Social Media Roundup: March 25, 2014
Where Are the Kids?
YouTube soft pedals it for fear of alienating advertisers seeking other age groups, but the 14- to 18-year-old set is their single largest demographic. A survey from The Intelligence Group shows that 74% of users in that age group report using YouTube frequently, while only 60% say the same about Facebook. The usage numbers are more evenly balanced between the two services for the rest of the age brackets from 19 to 34. In any case, both YouTube and Facebook are nearly twice as likely to be frequent stops for the younger set as iTunes, Instagram, or Twitter.
Making Adwords Effective for Small Businesses
The New York Times reported in February that many small businesses find that Google's dominant pay-per-click Adwords platform is not a practical marketing channel for them, based on the media cost of their campaigns. This piece by Larry Kim on Search Engine Land argues that their lack of positive results more likely stems from insufficient effort in designing and managing Adwords. Many companies rarely or never log in to Adwords to check their results and tweak their ads; nor do they add new keywords and remove ineffective ones. Most also ignore the use of negative keywords, which are very effective in avoiding inappropriate clicks.
Want To Expand Your Twitter Reach?
Twitter can be a very useful tool for small businesses, but building a following can be time-consuming, and many small business owners find Twitter confusing. Writing on Social Media Examiner, Stuart Davidson shows five ways to get going on Twitter (which had 241 million users globally in December 2013), along with lots of sound advice on good practices.
What Ads Americans Aren't Watching
Americans ignore online advertising at more than twice the rate they ignore television ads (82% vs. 37%), according to a recent survey from Goo Technologies. It makes sense, in a way: while TV ads are intrusive and annoying, in many respects they are the best-produced and most entertaining part of what's on television. This is not the case with online ads.
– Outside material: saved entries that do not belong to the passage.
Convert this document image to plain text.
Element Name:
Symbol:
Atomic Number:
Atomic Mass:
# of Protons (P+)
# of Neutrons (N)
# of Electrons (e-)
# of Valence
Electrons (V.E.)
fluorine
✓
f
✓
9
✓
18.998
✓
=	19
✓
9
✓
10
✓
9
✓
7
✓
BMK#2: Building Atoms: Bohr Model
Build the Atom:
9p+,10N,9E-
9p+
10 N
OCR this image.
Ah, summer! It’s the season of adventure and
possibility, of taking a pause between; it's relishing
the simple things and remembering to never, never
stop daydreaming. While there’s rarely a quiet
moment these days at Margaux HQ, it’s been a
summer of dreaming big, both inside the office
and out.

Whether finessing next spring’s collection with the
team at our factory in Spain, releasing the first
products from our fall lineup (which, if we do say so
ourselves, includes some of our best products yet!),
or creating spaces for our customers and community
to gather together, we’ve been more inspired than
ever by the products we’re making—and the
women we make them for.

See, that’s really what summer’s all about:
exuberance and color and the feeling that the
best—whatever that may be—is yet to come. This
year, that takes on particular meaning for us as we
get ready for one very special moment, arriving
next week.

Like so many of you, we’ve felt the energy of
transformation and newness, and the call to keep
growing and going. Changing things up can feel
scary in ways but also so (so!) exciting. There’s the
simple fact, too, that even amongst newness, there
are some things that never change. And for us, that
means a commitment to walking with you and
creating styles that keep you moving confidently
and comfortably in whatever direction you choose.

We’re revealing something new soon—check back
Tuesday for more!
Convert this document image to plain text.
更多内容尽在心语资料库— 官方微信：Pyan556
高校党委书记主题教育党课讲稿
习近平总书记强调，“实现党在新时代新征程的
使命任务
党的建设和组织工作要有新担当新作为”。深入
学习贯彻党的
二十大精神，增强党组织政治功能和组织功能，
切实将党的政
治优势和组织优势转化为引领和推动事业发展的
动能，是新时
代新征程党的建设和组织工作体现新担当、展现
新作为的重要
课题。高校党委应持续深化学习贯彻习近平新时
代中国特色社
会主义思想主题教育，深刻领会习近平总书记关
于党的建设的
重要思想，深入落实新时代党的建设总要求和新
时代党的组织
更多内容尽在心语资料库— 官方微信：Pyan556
More-affluent users are more likely to ignore online ads, while younger users are significantly less resistant. In a blog on Media Post discussing the survey, Jack Loechner noted that, "Overall, the 65+ age group ignored the most, while the 35-44 age group ignored the least." It probably comes as no surprise that the banner ad (a widely despised medium) is one of the most frequently ignored types of online advertising, at 73%.
Local Marketing SEO Myths
My favorite in this collection of mistakes and misunderstandings about search engine optimization for local businesses is the one about microsites. These are basically "dummy" sites that exist only to capture searches for the keywords in their URLs. Old-fashioned SEO firms still sell these to businesses as if they were some kind of magic (they're not). If you're uncertain about search engine optimization for your local business, read this article by Chris Silver Smith on Search Engine Land to get more-accurate information about the opportunities and challenges you face in getting your business seen online.
Restaurant Menus Now Available on Google Search
Good news for restaurant owners: Google's test of adding restaurant menus to its search results has taken a major step forward, at least in the U.S. Explaining the change in a blog on Search Engine land, Matt McGee pointed out that while Google is showing restaurant menus as a OneBox-style answer at the top of its search results, "There's actually more that we don't know about the menus than we do." For example, where is Google getting the menu information? How does a restaurant operator update the menu Google posted? What if a restaurant doesn't want its menu posted? Google's response to McGee was that the data comes from a third party, so far unnamed. A statement from Google said, "We get all of our menu data from a partner, similarly to how we show other types of answers, like weather. As our data comes from a 3rd-party provider, we cannot add menus for individual restaurants directly, but we are constantly working to expand our database of menus and restaurants." Restaurant owners should keep an eye on this new service to correct errors or misinformation about their businesses, and to stay current with the service as it develops.